The survey had an “even split of participants” from life and non-life.

“Only 11% use predictive modelling to identify prospects for targeted, personalized email marketing campaigns, use online product comparison tools or encourage development of an online community ” EY stated in the report on the survey, titled Insurance in a digital world — The time is now. “A startling 89% do not leverage past interaction when recommending products or services to online customers.”

But insurance carriers “potentially have a wealth of data at their fingertips,” Doug McPhie, EY partner and Canadian insurance leader, stated in a press release. “But without the right analytics, they’re missing a big opportunity to better understand their customer, and improve their experience.”

The report included a chart of the “top inhibitors of digital growth,” broken down by global, global life and global non-life. In global non-life, 88% identified “legacy technology constraints” as a top inhibitor.

Nearly three-quarters (72%) identified “slow pace of delivery by insurers” as a top inhibitor while 45% identified intermediary or agent channel strength or resistance. About one in six (17%) identified “perceived customer/data security issues.

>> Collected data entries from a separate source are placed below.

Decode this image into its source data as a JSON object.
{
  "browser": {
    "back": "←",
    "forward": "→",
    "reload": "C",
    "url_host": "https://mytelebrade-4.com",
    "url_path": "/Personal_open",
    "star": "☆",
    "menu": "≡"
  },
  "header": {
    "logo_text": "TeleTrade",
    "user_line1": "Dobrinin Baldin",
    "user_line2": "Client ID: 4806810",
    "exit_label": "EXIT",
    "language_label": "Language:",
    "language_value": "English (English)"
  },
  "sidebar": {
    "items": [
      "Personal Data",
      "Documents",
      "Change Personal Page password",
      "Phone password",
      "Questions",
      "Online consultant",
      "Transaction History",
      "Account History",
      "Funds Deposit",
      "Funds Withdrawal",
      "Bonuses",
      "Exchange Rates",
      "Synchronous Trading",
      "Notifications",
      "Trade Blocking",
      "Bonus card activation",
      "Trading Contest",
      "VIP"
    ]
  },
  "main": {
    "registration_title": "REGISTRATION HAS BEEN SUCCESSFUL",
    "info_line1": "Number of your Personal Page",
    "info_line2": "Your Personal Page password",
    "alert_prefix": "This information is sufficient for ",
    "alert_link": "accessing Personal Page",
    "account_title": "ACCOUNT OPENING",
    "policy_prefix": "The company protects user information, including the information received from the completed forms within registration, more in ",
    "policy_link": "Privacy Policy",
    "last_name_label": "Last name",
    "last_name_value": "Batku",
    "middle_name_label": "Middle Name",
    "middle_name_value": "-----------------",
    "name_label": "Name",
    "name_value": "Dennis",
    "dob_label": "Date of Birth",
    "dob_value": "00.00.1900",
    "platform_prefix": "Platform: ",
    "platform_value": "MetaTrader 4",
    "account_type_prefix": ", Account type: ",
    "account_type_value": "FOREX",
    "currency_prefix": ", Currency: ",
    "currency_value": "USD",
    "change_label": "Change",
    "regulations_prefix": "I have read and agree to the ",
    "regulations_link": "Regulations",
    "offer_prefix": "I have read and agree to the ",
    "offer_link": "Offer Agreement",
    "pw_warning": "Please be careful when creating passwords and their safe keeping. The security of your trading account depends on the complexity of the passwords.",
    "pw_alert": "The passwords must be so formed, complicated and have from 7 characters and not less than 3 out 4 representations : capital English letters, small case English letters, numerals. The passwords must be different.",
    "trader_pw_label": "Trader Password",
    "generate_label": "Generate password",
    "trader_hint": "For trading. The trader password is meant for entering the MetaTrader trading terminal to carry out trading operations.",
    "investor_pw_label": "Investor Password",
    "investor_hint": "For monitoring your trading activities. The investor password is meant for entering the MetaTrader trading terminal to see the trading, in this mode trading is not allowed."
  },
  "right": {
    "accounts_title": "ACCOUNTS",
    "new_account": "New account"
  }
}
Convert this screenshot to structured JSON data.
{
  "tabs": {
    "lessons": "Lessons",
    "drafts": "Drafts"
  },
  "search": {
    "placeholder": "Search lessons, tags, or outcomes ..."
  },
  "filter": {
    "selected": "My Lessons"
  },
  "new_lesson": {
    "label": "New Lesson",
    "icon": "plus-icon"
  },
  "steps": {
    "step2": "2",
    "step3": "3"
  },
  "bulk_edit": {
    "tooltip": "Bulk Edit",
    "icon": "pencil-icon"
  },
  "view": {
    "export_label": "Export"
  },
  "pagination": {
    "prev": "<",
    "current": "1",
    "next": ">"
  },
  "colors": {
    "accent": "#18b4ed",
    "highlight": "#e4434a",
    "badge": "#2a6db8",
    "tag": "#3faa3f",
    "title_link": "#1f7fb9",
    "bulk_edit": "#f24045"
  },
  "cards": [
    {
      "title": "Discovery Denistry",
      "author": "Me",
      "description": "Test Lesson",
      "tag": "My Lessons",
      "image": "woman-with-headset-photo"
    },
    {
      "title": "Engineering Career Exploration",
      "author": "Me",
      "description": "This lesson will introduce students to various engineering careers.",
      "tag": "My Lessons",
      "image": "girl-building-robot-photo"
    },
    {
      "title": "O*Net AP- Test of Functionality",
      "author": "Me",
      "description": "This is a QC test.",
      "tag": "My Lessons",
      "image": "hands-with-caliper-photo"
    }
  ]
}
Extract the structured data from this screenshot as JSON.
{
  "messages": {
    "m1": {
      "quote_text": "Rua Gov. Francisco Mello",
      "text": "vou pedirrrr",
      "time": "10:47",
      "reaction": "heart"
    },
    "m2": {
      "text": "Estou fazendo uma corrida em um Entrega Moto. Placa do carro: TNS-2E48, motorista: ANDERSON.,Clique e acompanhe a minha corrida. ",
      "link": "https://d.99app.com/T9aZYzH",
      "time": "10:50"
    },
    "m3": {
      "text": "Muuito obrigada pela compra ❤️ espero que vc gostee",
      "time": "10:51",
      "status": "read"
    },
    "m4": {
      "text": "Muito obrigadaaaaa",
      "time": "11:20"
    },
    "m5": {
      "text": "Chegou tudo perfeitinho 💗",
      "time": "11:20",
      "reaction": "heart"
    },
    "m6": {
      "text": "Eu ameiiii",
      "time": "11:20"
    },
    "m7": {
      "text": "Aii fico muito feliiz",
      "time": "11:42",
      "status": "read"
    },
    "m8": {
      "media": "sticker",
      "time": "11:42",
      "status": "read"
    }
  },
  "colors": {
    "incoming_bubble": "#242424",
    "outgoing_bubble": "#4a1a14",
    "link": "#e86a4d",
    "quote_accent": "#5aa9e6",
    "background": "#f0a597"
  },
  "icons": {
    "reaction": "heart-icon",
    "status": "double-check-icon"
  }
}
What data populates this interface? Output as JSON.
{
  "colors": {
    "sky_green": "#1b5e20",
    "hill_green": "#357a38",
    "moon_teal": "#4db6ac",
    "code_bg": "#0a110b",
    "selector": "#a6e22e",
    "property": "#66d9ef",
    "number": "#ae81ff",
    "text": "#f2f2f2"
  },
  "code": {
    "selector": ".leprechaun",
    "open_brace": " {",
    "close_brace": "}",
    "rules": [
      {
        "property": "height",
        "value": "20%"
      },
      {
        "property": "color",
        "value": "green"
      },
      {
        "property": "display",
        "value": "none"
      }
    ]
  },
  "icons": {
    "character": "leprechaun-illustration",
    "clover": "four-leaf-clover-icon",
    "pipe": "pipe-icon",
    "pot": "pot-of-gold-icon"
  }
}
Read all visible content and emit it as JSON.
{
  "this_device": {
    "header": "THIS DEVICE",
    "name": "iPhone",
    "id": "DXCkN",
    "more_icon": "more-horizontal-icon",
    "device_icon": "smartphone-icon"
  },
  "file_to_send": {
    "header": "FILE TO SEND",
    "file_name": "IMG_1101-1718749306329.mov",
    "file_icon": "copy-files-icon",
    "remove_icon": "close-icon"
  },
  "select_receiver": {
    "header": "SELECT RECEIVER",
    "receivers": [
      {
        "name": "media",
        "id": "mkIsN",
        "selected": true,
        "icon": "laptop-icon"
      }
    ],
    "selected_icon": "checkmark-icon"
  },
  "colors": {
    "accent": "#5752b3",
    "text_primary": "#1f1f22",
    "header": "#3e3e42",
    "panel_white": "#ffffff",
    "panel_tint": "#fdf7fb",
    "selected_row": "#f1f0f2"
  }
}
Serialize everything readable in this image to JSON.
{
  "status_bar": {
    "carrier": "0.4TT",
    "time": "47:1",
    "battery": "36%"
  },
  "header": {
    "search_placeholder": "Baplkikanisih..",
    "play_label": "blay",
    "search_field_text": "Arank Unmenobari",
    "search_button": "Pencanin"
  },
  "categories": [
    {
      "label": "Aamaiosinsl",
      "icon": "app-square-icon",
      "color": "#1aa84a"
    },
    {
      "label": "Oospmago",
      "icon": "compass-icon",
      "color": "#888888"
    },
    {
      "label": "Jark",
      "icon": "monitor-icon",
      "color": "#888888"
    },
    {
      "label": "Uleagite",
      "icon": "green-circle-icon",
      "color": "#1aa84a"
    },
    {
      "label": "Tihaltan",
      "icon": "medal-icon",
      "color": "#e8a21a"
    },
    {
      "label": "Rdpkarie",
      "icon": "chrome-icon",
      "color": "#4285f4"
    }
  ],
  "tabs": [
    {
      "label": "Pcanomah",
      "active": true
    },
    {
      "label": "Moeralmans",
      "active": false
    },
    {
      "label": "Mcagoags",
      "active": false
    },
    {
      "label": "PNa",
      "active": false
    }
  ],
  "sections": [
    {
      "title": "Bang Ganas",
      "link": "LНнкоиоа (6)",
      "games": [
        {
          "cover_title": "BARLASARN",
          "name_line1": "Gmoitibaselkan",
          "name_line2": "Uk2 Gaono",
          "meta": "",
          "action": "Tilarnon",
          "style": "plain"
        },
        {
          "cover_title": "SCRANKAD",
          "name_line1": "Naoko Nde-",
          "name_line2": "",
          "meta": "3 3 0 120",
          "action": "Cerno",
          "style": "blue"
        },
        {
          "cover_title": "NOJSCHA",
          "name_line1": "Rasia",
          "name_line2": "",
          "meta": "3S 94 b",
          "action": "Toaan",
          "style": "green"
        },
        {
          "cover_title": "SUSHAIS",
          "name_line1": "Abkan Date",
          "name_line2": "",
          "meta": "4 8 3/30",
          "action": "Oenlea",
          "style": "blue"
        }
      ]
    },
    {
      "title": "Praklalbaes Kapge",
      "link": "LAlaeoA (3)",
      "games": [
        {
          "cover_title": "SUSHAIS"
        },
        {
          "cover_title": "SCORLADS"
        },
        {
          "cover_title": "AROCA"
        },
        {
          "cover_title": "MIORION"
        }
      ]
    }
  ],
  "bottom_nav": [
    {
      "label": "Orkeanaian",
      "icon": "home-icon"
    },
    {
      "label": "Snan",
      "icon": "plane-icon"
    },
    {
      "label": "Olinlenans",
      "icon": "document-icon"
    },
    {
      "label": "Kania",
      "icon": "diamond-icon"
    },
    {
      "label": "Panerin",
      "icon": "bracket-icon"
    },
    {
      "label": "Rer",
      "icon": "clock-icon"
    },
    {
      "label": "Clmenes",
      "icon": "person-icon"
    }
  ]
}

The survey found “significantly less use of mobile for even the most digitally enabled customers interactions.”

For example, 92% of respondents said they “provide information about our company and products” online, while only 47% of respondents said their firms provide the same service to mobile users. Seventy-two per cent provide quotes online while 43% provide them to mobile users.

More than half (57%) said they allow customers to submit complaints online while only 21% do so for mobile users. More than a third (39%) let customers submit and process claims online while only 23% said they provide the same for mobile users.

EY “aimed to weight responses to provide a balance of views from a diverse mix of insurers,” according to the report, while “each response was given an equal weighting at the national level by company.”